The Naismith Memorial Basketball Hall of Fame announced modifications to their enshrinement process - changes which dramatically shorten the eligibility requirements for players, coaches, and referees, and could lead to a star-studded 2018 Hall of Fame class.
The key difference is that retired players will now be eligible for the Hall of Fame just three calendar years after retirement from professional basketball. The previous waiting period was five years.
"After recommendations from our Election Process Committee consisting of highly respected Hall of Famers and board members, we have elected to accept the nominations of our many worthy candidates in a timelier fashion upon the conclusion of their careers," a statement from the Hall of Fame's president and CEO, John L. Doleva, says.
Players who last appeared in the NBA in the 2012-13 NBA season were already set to be eligible for enshrinement this year. That includes the likes of Jason Kidd, Grant Hill, Rasheed Wallace, Richard Hamilton, Marcus Camby, Lamar Odom, Juwan Howard, and Jerry Stackhouse. However, with the wait period shortened by two full years, a player whose final NBA season was 2013-14 will also be eligible when the list of candidates is released on Dec. 21.

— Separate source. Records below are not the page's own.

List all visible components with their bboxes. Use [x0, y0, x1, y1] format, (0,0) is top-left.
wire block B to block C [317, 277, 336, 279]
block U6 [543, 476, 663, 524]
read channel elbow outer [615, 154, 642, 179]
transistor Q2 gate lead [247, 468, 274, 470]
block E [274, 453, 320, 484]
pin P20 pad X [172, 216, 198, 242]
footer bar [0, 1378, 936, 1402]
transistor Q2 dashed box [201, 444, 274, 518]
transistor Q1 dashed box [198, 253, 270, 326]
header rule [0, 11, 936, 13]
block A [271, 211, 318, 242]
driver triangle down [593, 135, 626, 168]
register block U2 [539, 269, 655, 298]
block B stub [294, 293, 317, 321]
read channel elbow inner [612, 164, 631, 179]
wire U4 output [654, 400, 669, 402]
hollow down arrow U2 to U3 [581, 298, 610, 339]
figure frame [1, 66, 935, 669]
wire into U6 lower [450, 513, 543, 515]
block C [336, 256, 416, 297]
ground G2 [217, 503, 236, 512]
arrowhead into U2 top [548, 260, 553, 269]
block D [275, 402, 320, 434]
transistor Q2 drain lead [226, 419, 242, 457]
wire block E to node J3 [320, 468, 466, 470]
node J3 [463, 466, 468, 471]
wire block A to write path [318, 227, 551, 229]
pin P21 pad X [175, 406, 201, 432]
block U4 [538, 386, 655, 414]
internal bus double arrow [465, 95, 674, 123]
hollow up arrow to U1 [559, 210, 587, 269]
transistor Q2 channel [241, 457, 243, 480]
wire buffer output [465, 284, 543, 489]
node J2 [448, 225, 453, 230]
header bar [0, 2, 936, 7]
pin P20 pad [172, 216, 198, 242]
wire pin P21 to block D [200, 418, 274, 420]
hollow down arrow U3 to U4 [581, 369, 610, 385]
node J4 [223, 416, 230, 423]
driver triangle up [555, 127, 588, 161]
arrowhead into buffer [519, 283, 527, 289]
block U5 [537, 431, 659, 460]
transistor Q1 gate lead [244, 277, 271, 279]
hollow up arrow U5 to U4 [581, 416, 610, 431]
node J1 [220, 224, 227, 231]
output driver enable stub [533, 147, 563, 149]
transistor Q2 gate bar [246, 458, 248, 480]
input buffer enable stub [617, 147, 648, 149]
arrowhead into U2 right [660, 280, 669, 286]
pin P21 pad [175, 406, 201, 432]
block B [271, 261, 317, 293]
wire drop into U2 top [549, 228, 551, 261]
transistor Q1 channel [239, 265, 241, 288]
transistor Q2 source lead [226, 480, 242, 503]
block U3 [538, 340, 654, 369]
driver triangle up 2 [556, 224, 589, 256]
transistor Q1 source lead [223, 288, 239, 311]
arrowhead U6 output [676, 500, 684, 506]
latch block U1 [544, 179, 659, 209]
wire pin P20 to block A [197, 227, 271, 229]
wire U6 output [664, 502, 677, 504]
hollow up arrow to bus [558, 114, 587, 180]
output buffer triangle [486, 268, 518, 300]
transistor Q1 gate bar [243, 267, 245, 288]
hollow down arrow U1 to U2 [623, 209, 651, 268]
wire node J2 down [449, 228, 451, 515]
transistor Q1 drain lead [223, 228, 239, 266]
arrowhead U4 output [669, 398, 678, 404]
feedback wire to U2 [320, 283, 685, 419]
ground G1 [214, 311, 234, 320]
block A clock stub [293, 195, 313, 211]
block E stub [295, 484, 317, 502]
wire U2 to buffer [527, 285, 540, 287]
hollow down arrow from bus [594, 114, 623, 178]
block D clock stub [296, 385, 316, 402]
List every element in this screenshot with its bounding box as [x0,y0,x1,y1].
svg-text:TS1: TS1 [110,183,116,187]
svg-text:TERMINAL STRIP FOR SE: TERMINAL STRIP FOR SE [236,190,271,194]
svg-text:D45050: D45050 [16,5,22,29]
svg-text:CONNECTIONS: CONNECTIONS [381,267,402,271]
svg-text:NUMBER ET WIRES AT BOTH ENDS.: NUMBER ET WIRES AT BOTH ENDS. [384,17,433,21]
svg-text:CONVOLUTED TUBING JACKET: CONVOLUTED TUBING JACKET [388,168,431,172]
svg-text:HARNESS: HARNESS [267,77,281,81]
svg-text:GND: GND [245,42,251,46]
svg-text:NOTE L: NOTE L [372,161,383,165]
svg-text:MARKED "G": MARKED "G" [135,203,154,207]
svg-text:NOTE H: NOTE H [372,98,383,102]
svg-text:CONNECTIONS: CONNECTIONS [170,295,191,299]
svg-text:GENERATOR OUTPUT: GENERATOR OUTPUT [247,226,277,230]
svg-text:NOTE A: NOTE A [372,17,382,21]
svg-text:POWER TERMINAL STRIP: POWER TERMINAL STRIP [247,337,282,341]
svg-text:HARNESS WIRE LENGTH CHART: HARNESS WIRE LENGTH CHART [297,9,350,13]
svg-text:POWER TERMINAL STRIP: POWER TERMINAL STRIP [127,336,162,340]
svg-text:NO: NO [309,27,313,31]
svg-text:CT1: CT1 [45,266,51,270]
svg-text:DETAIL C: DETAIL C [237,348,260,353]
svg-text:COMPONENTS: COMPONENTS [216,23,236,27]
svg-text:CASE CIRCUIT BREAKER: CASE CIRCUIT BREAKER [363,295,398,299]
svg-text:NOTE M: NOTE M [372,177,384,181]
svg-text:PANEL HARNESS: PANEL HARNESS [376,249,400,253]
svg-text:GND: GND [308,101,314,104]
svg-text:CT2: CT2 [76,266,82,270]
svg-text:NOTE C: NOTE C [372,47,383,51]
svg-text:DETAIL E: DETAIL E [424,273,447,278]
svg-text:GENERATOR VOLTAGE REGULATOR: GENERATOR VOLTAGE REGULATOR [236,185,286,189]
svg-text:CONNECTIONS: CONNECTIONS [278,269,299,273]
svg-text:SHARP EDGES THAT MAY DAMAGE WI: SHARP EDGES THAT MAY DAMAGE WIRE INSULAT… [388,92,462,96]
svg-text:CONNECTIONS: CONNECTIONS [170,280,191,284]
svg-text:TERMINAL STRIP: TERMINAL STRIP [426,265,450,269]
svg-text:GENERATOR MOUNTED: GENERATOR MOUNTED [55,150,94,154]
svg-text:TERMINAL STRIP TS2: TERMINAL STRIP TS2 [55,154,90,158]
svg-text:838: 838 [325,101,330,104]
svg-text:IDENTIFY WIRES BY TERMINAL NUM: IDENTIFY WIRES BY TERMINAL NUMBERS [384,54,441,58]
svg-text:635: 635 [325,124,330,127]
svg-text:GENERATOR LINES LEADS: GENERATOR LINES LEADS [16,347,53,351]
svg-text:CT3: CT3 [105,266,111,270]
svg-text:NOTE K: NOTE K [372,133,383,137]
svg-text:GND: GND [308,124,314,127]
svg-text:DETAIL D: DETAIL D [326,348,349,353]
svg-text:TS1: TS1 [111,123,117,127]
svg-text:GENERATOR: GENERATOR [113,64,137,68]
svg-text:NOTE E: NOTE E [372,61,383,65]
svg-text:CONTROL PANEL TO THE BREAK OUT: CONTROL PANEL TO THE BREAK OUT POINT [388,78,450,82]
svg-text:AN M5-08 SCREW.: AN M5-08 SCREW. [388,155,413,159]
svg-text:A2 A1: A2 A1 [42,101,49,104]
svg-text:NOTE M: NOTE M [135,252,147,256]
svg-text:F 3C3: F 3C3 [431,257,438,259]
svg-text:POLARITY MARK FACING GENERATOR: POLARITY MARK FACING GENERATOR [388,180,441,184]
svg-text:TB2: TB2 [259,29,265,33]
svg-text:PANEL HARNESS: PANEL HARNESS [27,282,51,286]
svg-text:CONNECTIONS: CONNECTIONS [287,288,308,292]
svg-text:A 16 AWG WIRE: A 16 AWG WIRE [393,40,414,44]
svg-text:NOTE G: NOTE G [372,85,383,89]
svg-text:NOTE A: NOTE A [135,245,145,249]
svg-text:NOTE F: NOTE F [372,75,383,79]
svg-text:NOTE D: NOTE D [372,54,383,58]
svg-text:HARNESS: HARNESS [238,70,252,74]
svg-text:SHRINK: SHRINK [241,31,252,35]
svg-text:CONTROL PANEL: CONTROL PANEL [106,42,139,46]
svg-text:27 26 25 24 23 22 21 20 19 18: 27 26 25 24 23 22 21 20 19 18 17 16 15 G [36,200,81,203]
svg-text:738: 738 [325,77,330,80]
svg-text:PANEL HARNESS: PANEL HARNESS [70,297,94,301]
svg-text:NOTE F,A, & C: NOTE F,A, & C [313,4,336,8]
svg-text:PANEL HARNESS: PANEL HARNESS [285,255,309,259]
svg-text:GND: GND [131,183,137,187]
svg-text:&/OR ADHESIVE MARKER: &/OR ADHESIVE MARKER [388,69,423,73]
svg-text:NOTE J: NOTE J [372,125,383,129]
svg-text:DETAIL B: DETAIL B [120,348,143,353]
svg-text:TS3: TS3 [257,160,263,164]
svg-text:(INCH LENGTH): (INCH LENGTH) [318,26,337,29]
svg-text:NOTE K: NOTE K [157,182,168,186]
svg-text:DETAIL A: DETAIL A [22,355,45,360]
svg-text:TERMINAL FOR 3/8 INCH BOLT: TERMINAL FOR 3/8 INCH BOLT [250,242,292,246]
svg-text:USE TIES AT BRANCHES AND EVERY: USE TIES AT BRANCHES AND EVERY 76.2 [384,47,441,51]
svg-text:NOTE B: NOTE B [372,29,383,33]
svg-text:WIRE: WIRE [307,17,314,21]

In addition to these players, referee Dick Bavetta, who retired in 2014 after 39 years of NBA officiating, will also be eligible for enshrinement and will certainly garner consideration for his lifetime of contributions to the game.
A second change pertains only to coaches, who will now be required to be 60 years old and have at least 25 years of coaching experience before being eligible for the Hall of Fame. This rule will come into effect in 2020; coaches currently approaching eligibility under the old benchmarks will be grandfathered into the system.